Son süreçte iktidar cephesi tarafından partisinin ve parti içerisinde mücadele eden kadın vekillerin hedef alındığını ifade eden Ayşe, burada iktidarın açık bir şekilde ikiyüzlülüğünün görüldüğünü kaydetti. Ayşe, “18 yıldır iktidarda olan AKP’nin kadına yönelik yaklaşımı ya da kadının siyasetine ya da kadının kadına yaklaşımın sicilini döktüğünüz zaman; cezasızlığı büyüten, elindeki medya aracılığıyla bunu normalleştiren bir yaklaşım içerisinde olduğunu biliyoruz. Özellikle Tuma Çelik meselesini iktidar, partimize saldırı aracı haline getirdi. Sadece HDP’nin kadın mücadelesine bir saldırı değil,  topyekun Türkiye kadın mücadelesine saldırı harekatı haline getirildi. Yoğunlaşmayı partimize çekip meseleyi muğlaklaştıran bir yaklaşım içerisinde olduklarını görüyoruz. Biz bu meselede ilk günden beri çok net bir tavır sergiledik, bunun sistematikleşen bir saldırı olduğunu görmek gerekiyor” dedi.
 
‘Üç örnek ile AKP’nin kadına yaklaşımı görülebilir’
 
Nadira Kadirova, Yeldana Kahraman ve Musa Orhan vakasında AKP’nin kadına yönelik şiddete ve tecavüze nasıl yaklaştığını görmenin mümkün olduğunun altını çizen Ayşe, sözlerini şöyle sürdürdü: “Bir, Musa Orhan vakası. Musa Orhan bütün Türkiye kamuoyu tarafından yakından takip edildi. Güncelerce özgürlüğünden yoksun bırakılan, tecavüze maruz kalan İpek Er mektubu bütün basına yansıdı. Adli tıp raporu ile failin tecavüz fiilini gerçekleştirdiği tasdiklendi. Musa Orhan kamuoyu tepkisi ile tutuklandı, İçişleri Bakanı açıklama yaptı, manipülasyon ve yalanlar üzerinden partimizi hedef gösterdikten sonra Musa Orhan serbest bırakıldı. Bu kişi askeriyeden ihraç edildi ama aklama çalışmasının bir tarafı devam etti. Bunun nedeni failin kimliğidir.
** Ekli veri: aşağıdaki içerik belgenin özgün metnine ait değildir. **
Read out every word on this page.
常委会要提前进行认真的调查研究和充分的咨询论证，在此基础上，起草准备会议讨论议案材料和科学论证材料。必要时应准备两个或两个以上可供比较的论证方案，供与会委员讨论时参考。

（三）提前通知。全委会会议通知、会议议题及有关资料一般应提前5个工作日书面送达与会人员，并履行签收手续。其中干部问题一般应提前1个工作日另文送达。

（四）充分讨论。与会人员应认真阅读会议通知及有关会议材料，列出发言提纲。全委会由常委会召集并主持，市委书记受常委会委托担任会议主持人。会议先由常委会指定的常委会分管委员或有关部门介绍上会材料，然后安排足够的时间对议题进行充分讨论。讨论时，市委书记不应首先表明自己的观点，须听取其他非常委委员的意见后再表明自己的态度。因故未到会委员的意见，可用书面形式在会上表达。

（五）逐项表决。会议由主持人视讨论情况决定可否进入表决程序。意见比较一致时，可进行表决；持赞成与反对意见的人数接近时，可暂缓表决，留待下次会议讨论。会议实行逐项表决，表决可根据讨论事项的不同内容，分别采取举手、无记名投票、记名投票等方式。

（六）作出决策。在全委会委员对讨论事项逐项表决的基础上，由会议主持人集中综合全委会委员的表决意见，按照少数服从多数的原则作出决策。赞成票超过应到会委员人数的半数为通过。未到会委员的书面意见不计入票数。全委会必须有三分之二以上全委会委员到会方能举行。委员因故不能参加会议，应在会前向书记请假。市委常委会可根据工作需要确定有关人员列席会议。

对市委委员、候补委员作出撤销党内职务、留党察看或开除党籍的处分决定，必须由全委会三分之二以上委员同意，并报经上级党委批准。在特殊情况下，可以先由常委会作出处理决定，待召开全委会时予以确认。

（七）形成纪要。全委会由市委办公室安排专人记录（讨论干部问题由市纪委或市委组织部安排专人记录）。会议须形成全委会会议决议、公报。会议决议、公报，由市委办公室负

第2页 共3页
Çünkü Musa Orhan üniformalıydı, askerdi. İpek Er bir genç Kürt kadınıydı ve iktidar bu meseleye yaklaşımında kendi suçunu örtmek için tekrar partimizi hedef gösterdi. İkincisi Şirin Ünal’ı hepimiz biliyoruz. Nadira’yı hepimiz biliyoruz. Bir milletvekilinin evinde şüpheli bir şekilde yaşamını yitirdi. Yine genç bir gazeteci kadın Yeldana yaşamını yitirmeden önce AKP’li Tolga Ağar tarafından tecavüze uğradığını söyledi. Bakın bu iki vakayla ilgili bırakın soruşturmayı, dokunulmazlığın kaldırılmasını,  iktidar cephesinden tek bir söz kurmayı ve bırakın kadına yönelik şiddet konusunda tavır sergilemeyi; sahiplenen, üstünü örten, cezasızlıkla ödüllendiren destek veren bir yaklaşım ortaya çıktı.”
 
‘Her yerde mücadele etmeye devam edeceğiz’
 
Bu dönemde kadın yoksulluğunun, işsizliğinin, kadına yönelik şiddetin arttığını ifade eden Ayşe, “Bir taraftan kadına yönelik şiddeti önleyecek mekanizmaların kurulması, bir taraftan yoksullaşan kadınların daha fazla yoksullaşma riskleri ile mücadele edilmesi, bir taraftan da kadınların daha özgür bir ortamda yaşamasının sağlanması gerekiyor. Kadının yaşamının her alanına etki edecek bir eylem planının hayata geçirilmesi gerekiyor. Bunun hızlıca Meclis’ten geçirilmesi gerekiyor. Biz zaten Meclis’te yürütülen bütün saldırı siyasetine, kırım haline gelen kadın katliamlarına karşı toplumu örgütlemek ve kadınların yaşamının her alanına dokunacak düzenlemeler yapılması için de mücadele edeceğiz. Tabi, bu sadece Meclis’te olmayacak. Biz kadınlarla sokakta ve tüm alanlarda yaşamın bütün alanına sirayet etmiş bu erkek egemenliğine karşı, kadın siyasetini Meclis’te de örgütlemeye ve bunun mücadelesini büyütmeye devam edeceğiz” diye konuştu.